Hint: In the given question, we are provided with five digits $4$, $5$, $6$, $7$ and $8$. We have to find the number of ways such that the number formed by these digits is greater than $56000$. So, we will place the digits at each place value of the number one by one such that the number formed is greater than $56000$. We will use the multiplication rule of counting the total number of ways in which such numerals can be formed.

Complete answer:
So, we are to form numbers greater than $56000$ using the digits $4$, $5$, $6$, $7$ and $8$.
Now, the digit at the leftmost place cannot be $4$ at any cost as the number won’t be greater than $56000$. So, the number of numbers greater than $56000$ is the digit at the leftmost place is $4$ is zero.
Also, if the digit at the leftmost place is $5$, then it puts certain restrictions on the placement of the digits in the number. The digit to the immediate right of $5$ cannot be $4$ as the number would not be greater than $56000$ in this case. So, the digits allowed to the immediate right of $5$ are: $6$, $7$ and $8$. So, there are $3$ options for the digit at thousands place. After placing digit at thousands place value, the remaining places can be filled with remaining three digits including $4$. So, the remaining three digits can be arranged in $3! = 6$ ways.

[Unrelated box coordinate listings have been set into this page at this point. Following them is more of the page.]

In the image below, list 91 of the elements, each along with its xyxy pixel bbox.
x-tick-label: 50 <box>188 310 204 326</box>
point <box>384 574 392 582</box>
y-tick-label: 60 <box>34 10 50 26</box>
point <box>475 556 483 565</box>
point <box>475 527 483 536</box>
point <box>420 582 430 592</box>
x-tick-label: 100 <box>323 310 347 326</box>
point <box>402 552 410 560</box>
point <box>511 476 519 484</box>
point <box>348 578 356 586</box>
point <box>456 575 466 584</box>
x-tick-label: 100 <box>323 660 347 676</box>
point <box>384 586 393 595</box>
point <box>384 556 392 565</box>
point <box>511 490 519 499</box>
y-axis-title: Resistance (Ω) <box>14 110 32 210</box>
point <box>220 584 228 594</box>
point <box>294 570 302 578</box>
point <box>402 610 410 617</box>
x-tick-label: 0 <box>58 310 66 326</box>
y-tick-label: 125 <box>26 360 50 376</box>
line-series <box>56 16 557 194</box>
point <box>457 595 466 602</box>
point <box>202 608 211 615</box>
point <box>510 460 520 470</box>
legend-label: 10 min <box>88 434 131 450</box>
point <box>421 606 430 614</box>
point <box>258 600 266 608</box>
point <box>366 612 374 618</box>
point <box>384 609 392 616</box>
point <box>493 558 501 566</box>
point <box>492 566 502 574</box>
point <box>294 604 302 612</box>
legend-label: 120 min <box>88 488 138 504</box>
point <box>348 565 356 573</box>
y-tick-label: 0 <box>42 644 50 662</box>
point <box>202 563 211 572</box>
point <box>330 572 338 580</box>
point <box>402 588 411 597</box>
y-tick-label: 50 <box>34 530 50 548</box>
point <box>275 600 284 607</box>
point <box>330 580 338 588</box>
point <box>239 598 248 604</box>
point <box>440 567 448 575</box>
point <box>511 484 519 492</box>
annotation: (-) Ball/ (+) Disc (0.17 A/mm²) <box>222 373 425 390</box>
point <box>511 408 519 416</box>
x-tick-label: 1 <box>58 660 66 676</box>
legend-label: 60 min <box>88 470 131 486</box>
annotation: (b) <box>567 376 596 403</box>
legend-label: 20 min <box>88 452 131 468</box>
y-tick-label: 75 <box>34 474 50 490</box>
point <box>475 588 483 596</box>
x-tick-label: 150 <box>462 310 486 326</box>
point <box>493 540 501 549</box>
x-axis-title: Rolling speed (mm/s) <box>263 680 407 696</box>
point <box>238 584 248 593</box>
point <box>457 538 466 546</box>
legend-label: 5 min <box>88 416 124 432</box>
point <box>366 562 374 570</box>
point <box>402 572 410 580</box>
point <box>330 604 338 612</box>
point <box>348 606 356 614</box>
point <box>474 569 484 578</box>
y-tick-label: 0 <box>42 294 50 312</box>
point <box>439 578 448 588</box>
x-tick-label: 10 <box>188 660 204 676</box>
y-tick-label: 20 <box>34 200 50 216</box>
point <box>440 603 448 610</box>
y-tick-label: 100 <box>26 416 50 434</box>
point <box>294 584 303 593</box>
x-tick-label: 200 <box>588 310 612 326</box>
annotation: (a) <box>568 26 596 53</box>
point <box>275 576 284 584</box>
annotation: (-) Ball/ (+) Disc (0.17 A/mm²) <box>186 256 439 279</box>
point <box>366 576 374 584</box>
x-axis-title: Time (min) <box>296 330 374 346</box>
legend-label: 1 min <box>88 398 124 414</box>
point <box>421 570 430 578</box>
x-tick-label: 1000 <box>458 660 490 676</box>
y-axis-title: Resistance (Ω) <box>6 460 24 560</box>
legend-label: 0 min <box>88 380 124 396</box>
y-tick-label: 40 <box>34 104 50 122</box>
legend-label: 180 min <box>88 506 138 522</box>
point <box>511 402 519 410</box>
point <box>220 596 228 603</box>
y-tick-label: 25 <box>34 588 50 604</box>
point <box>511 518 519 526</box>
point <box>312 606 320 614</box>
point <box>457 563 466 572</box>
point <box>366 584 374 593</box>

So, the number of numbers greater than $56000$ is $3 \times 3! = 3 \times 6 = 18$ if the leftmost digit is $5$.
Now, if the digit at the leftmost place is $6$, $7$ or $8$. Then, there are no restrictions on the digits being placed at the remaining places as any number formed with the given set of digits and having $6$, $7$ or $8$ as the leftmost digit will be greater than $56000$ under any condition.
So, we have three options to fill the leftmost digit in this case. After filling the leftmost digit, the remaining four places can be filled with four digits in $4!$ ways.
So, the number of numbers greater than $56000$ is $3 \times 4! = 3 \times 24 = 72$ if the leftmost digit is $6$, $7$, or $8$.
Hence, we get the total number of numbers greater than $56000$ is $18 + 72 = 90$.
So, the option (C) is the correct answer.

Note:
In such a problem, one must know the multiplication rule of counting as consequent events are occurring. One must take care while doing the calculations and should recheck them so as to be sure of the final answer. We must find innovative methods of solving such questions as it opens our mind for various other such problems.